Les couloirs de l’université, située en plein cœur du centre-ville de Budapest, sont presque vides. Déjà, près de la moitié des étudiants ont commencé le semestre d’automne en Autriche et la plupart des activités y seront délocalisées d’ici l’an prochain. « C’est ce que nous représentons qu’il [Orban] n’aime pas », affirme Michael Ignatieff, qui est venu s’installer à Budapest avec sa femme, d’origine hongroise, pour y diriger l’UEC en 2016.

Tasser George Soros

Ce que le centre d’enseignement représente, au-delà d’être l’un des meilleurs en Europe pour les sciences humaines et sociales, c’est George Soros, un milliardaire américain d’origine hongroise. L’homme d’affaires a fondé l’université dirigée par Michael Ignatieff, et est devenu le symbole de ce libéralisme et de cette promotion de la démocratie combattus par Orban.

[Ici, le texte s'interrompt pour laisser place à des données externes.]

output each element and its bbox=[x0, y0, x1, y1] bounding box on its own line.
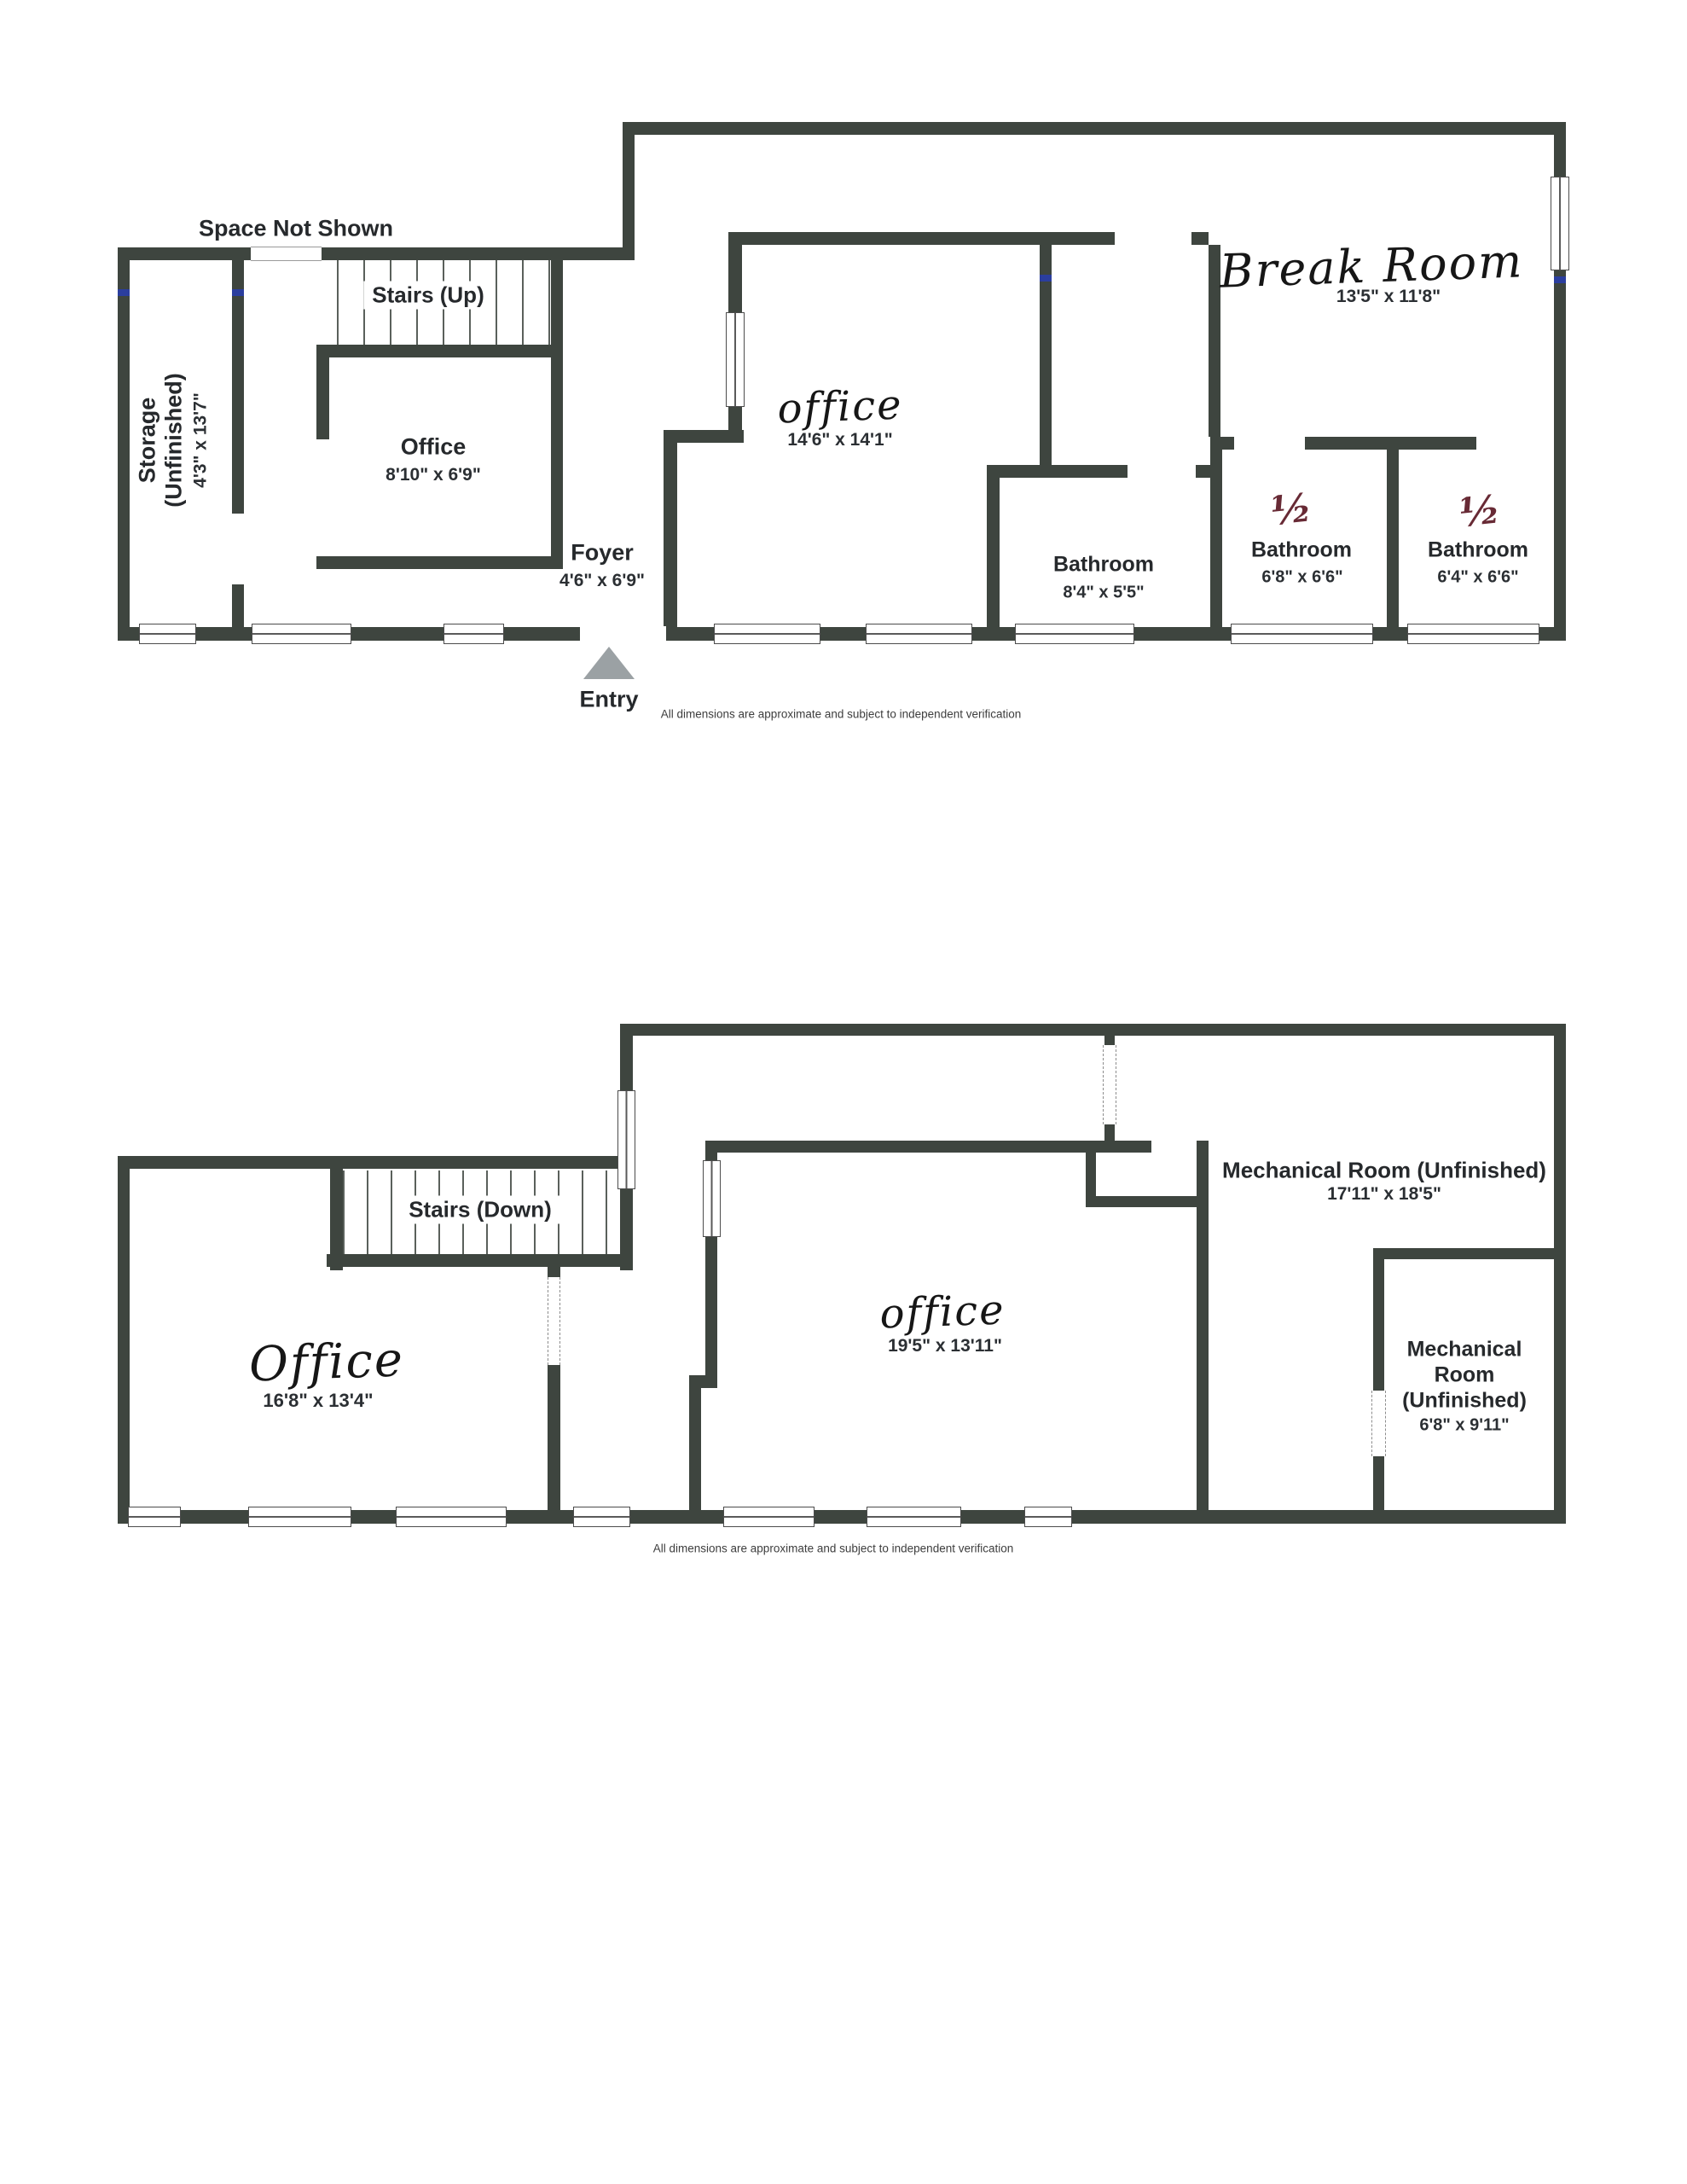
label-mechanical-room-small-1: Mechanical bbox=[1407, 1338, 1522, 1362]
window bbox=[714, 624, 820, 644]
window bbox=[1024, 1507, 1072, 1527]
label-foyer: Foyer bbox=[571, 540, 634, 566]
wall bbox=[705, 1141, 1151, 1153]
wall bbox=[330, 1156, 343, 1270]
wall bbox=[1191, 232, 1209, 245]
wall bbox=[689, 1388, 701, 1510]
window bbox=[252, 624, 351, 644]
blue-scan-mark bbox=[118, 289, 130, 296]
window bbox=[617, 1090, 635, 1189]
dims-half-bathroom-2: 6'4" x 6'6" bbox=[1437, 568, 1518, 588]
wall bbox=[664, 443, 677, 627]
wall bbox=[689, 1375, 717, 1388]
wall bbox=[232, 584, 244, 641]
wall bbox=[1209, 245, 1220, 437]
label-mechanical-room-small-3: (Unfinished) bbox=[1402, 1389, 1527, 1414]
wall bbox=[551, 260, 563, 569]
wall bbox=[322, 247, 623, 260]
label-stairs-down: Stairs (Down) bbox=[400, 1196, 560, 1224]
label-half-bathroom-1: Bathroom bbox=[1251, 538, 1352, 563]
window bbox=[1015, 624, 1134, 644]
label-office-small: Office bbox=[401, 434, 467, 461]
window bbox=[726, 312, 745, 407]
window bbox=[866, 624, 972, 644]
dims-office-main: 14'6" x 14'1" bbox=[787, 430, 892, 450]
wall bbox=[1104, 1034, 1115, 1045]
wall bbox=[1221, 437, 1234, 450]
wall bbox=[327, 1254, 633, 1267]
blue-scan-mark bbox=[1040, 275, 1052, 282]
window bbox=[248, 1507, 351, 1527]
label-storage: Storage (Unfinished) 4'3" x 13'7" bbox=[135, 373, 214, 507]
floor-plan-scan: Space Not Shown Stairs (Up) Storage (Unf… bbox=[0, 0, 1687, 2184]
label-entry: Entry bbox=[579, 687, 638, 713]
wall bbox=[623, 122, 635, 260]
wall bbox=[1104, 1124, 1115, 1141]
wall bbox=[1387, 450, 1399, 627]
wall bbox=[1305, 437, 1476, 450]
wall bbox=[548, 1267, 560, 1277]
wall bbox=[118, 1156, 130, 1524]
dims-bathroom: 8'4" x 5'5" bbox=[1063, 584, 1144, 603]
label-space-not-shown: Space Not Shown bbox=[199, 216, 393, 242]
wall bbox=[623, 122, 1566, 135]
dims-foyer: 4'6" x 6'9" bbox=[559, 571, 645, 591]
label-half-bathroom-2: Bathroom bbox=[1428, 538, 1528, 563]
wall bbox=[728, 232, 1052, 245]
wall bbox=[987, 478, 1000, 627]
wall bbox=[1373, 1248, 1384, 1391]
wall bbox=[1210, 437, 1222, 627]
label-half-fraction-2: ½ bbox=[1457, 486, 1502, 537]
wall bbox=[548, 1365, 560, 1510]
door-opening bbox=[548, 1277, 560, 1365]
window bbox=[1551, 177, 1569, 270]
wall bbox=[1052, 232, 1115, 245]
wall bbox=[316, 357, 329, 439]
wall bbox=[987, 465, 1128, 478]
wall bbox=[1197, 1141, 1209, 1510]
dims-office-small: 8'10" x 6'9" bbox=[386, 465, 481, 485]
wall bbox=[705, 1141, 717, 1160]
wall bbox=[1554, 1024, 1566, 1524]
window bbox=[573, 1507, 630, 1527]
window bbox=[723, 1507, 815, 1527]
label-bathroom: Bathroom bbox=[1053, 553, 1154, 578]
entry-arrow-icon bbox=[583, 647, 635, 679]
window bbox=[139, 624, 196, 644]
label-mechanical-room-large: Mechanical Room (Unfinished) bbox=[1222, 1158, 1546, 1184]
disclaimer-lower: All dimensions are approximate and subje… bbox=[653, 1542, 1014, 1555]
window bbox=[867, 1507, 961, 1527]
dims-office-left: 16'8" x 13'4" bbox=[263, 1390, 373, 1412]
label-stairs-up: Stairs (Up) bbox=[363, 282, 492, 310]
wall bbox=[118, 247, 251, 260]
wall bbox=[1086, 1196, 1197, 1207]
dims-mechanical-room-large: 17'11" x 18'5" bbox=[1327, 1184, 1441, 1205]
window bbox=[396, 1507, 507, 1527]
entry-door-opening bbox=[580, 626, 666, 642]
window bbox=[128, 1507, 181, 1527]
label-office-center-handwritten: office bbox=[879, 1286, 1006, 1338]
storage-name2: (Unfinished) bbox=[161, 373, 188, 507]
window bbox=[1407, 624, 1539, 644]
window bbox=[703, 1160, 721, 1237]
door-opening bbox=[1371, 1391, 1386, 1456]
wall-opening bbox=[251, 247, 322, 261]
window bbox=[1231, 624, 1373, 644]
blue-scan-mark bbox=[232, 289, 244, 296]
dims-office-center: 19'5" x 13'11" bbox=[888, 1336, 1002, 1356]
label-mechanical-room-small-2: Room bbox=[1435, 1363, 1495, 1388]
label-office-main-handwritten: office bbox=[777, 380, 904, 433]
wall bbox=[232, 247, 244, 514]
disclaimer-upper: All dimensions are approximate and subje… bbox=[661, 708, 1022, 721]
window bbox=[443, 624, 504, 644]
blue-scan-mark bbox=[1554, 276, 1566, 283]
wall bbox=[118, 247, 130, 641]
wall bbox=[728, 245, 742, 312]
wall bbox=[620, 1024, 633, 1090]
wall bbox=[1373, 1248, 1566, 1259]
storage-dims: 4'3" x 13'7" bbox=[188, 373, 214, 507]
dims-mechanical-room-small: 6'8" x 9'11" bbox=[1419, 1416, 1509, 1436]
dims-half-bathroom-1: 6'8" x 6'6" bbox=[1261, 568, 1342, 588]
storage-name: Storage bbox=[135, 373, 161, 507]
wall bbox=[1373, 1456, 1384, 1510]
wall bbox=[118, 1156, 633, 1169]
wall bbox=[316, 556, 563, 569]
door-opening bbox=[1103, 1045, 1116, 1124]
wall bbox=[705, 1237, 717, 1375]
wall bbox=[664, 430, 744, 443]
label-office-left-handwritten: Office bbox=[248, 1332, 405, 1392]
wall bbox=[620, 1024, 1566, 1036]
dims-break-room: 13'5" x 11'8" bbox=[1336, 287, 1441, 307]
wall bbox=[316, 345, 563, 357]
label-half-fraction-1: ½ bbox=[1268, 485, 1313, 535]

PHOTO JOSHUA BRIGHT, ARCHIVES THE NEW YORK TIMES

L’homme d’affaires George Soros (que l’on voit ici en 2014) a fondé l’Université d’Europe centrale et est devenu le symbole du libéralisme et de la promotion de la démocratie combattus par Viktor Orban, premier ministre de la Hongrie.

À la tête de ce petit pays de 9,8 millions d’habitants, Viktor Orban et le parti qu’il dirige, Fidesz, ont mis en place une campagne de propagande permanente avec un message simple : « La Hongrie est assiégée. » D’abord par les migrants — Orban ne veut carrément pas d’immigrants en Hongrie — puis par George Soros, qui, au cœur de multiples théories du complot, tirerait les ficelles de l’opposition dans les coulisses.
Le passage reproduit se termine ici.